POLITICAL has a consistently positive coefficient, while NSFW has a consistently negative
coefficient.
Conclusion
Summary
My analysis shows that articles, images, and submissions with a political spin lend themselves
to more Karma. Blogs and pornography, however, generate less Karma. Self posts and
audio/visual submissions are somewhere in between.
There is also a sweet spot in the size of a subReddit. 86,250 is a rough estimate of where that
sweet spot may be. SubReddits smaller than this don’t display the numbers needed to maximize
Karma, while subReddits larger than this crowd it out.
There is a lack of evidence to conclude that comments are a good predictor of Karma.
Further Research
The use of comments as a proxy for engagement seemed to be the most notable flaw in my
models. If a better proxy could be found, better models could be created.
Limitations
The sample size was unfortunately small, 149 not including spam posts. A larger sample size
would greatly increase the validity of the model as well as better expose variable interactions.
Another limitation was the blurry line between the submission categories, particularly between
articles and blogs.

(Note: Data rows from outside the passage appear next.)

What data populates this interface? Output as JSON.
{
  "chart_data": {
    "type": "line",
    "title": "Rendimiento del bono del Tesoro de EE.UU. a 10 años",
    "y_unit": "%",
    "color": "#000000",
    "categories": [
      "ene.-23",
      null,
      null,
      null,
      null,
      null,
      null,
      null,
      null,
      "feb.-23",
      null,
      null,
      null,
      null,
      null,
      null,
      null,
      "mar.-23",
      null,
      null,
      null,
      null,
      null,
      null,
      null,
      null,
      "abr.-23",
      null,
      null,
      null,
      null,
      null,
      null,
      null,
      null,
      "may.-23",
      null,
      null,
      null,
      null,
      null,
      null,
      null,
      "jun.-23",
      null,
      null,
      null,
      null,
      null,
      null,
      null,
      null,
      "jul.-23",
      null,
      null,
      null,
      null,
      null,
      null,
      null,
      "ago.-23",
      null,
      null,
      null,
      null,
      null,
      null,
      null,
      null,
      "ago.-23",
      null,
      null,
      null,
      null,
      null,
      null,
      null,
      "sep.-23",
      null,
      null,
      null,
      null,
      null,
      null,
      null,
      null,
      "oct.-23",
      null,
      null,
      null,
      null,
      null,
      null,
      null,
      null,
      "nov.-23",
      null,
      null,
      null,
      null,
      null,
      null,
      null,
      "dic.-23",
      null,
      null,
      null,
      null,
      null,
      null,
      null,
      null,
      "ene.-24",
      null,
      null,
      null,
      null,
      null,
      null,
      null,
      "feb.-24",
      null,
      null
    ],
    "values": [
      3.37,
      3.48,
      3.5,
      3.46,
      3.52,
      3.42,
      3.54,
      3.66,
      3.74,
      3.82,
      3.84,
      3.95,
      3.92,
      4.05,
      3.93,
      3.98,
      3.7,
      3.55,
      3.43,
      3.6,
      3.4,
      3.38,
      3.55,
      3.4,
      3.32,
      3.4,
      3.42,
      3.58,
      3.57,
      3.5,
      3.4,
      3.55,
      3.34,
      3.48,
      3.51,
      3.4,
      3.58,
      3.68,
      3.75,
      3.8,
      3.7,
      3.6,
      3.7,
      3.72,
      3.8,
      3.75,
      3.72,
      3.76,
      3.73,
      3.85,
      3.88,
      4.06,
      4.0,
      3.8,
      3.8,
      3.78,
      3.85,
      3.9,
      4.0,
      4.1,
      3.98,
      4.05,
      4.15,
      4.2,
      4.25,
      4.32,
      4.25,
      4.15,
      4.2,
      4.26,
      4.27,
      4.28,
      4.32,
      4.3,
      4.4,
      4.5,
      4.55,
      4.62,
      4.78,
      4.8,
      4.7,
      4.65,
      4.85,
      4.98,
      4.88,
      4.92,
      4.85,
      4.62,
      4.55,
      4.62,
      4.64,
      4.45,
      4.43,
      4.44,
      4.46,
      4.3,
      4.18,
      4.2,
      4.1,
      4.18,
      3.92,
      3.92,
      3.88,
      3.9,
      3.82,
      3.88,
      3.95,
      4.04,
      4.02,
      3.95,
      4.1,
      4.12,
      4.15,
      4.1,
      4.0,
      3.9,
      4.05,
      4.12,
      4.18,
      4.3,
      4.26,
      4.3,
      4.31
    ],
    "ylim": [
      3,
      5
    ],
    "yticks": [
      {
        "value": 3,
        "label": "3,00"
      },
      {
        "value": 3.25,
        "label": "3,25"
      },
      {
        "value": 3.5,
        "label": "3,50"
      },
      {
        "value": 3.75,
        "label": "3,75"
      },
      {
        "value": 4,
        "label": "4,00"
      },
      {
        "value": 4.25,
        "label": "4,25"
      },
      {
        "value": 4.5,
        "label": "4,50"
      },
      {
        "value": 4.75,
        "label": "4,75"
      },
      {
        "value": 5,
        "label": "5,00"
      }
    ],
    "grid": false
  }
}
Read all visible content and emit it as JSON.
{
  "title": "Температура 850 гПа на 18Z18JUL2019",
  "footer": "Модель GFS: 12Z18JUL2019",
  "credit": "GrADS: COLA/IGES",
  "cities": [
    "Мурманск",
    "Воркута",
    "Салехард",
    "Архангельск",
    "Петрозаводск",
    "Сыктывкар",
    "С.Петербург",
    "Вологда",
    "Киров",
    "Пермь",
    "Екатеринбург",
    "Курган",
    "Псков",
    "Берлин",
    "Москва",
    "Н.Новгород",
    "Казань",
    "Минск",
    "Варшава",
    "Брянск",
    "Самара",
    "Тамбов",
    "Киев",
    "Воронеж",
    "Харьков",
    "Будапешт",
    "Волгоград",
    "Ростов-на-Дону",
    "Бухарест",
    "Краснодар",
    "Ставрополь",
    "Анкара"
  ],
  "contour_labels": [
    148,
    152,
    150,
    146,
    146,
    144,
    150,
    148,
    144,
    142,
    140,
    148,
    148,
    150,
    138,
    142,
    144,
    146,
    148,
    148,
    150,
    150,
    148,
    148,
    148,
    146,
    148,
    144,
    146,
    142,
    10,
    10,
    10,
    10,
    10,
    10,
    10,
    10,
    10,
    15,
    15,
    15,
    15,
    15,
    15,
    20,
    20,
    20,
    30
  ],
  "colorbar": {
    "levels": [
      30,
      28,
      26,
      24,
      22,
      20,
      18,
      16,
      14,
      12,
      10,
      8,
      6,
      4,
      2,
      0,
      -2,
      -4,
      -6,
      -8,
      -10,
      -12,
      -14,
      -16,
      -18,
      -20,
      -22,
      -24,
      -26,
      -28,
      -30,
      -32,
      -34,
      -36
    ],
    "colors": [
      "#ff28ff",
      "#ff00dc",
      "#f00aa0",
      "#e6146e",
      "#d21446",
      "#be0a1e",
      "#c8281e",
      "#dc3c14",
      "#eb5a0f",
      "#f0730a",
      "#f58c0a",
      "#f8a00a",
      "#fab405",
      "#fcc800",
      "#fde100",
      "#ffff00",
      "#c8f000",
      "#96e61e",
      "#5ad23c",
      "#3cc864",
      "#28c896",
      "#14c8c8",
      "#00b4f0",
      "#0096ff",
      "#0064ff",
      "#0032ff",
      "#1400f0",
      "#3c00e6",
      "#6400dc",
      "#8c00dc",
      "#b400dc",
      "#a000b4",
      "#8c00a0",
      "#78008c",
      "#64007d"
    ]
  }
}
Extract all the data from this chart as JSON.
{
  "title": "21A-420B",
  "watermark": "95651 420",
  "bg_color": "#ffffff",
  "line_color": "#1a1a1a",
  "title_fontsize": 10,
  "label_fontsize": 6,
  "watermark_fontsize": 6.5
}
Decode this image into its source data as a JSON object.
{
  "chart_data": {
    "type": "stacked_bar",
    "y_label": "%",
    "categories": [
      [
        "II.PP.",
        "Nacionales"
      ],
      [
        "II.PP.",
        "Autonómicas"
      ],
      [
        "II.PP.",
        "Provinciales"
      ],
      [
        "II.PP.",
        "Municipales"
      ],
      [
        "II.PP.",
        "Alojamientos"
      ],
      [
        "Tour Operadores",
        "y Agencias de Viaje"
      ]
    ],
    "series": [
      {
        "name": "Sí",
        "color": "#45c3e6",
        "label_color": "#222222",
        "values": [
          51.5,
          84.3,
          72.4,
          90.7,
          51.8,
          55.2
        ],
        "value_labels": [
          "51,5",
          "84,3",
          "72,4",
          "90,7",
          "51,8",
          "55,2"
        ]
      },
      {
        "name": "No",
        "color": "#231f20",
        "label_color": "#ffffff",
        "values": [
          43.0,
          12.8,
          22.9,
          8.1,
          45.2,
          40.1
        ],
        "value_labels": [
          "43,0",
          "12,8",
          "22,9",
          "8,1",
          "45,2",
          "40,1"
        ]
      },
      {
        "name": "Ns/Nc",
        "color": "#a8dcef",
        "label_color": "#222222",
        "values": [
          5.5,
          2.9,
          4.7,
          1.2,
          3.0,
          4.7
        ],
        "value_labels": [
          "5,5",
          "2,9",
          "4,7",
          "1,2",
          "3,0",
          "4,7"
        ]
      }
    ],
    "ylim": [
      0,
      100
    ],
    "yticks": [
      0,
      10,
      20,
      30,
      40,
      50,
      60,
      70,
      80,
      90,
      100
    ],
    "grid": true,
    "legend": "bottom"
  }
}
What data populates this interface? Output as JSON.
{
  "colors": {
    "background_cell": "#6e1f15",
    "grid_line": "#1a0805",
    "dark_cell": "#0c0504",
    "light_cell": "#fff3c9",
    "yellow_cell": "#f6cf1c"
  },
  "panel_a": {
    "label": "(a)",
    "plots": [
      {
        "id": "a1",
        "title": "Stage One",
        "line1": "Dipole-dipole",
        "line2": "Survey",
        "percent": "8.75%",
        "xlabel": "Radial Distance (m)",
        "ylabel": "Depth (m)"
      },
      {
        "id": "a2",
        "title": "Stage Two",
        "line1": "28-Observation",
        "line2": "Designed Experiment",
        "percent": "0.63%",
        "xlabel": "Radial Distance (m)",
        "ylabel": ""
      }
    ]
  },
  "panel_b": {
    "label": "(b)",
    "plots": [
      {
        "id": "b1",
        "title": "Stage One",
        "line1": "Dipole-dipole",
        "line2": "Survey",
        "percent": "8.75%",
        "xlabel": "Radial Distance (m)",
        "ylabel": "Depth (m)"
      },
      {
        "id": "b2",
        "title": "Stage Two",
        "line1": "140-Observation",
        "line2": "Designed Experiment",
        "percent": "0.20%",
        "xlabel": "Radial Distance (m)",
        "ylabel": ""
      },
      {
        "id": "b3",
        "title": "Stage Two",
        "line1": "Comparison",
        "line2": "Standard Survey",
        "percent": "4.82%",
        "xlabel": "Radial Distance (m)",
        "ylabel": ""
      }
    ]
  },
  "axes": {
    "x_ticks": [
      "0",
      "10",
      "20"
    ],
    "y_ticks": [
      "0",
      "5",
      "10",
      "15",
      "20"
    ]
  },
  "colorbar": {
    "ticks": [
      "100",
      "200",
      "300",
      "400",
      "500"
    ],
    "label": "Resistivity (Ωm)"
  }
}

It is hard to decipher what is a blog when established sources hire bloggers
to create content, and individual bloggers attempt to present themselves as established
sources.
Another difficult question is what would be considered political. Is a news story which is not
overtly editorialized but slightly biased considered political? If the bias wasn’t obvious at a
cursory glance, I wouldn’t mark it as political. However, a deeper reading might reveal it was so.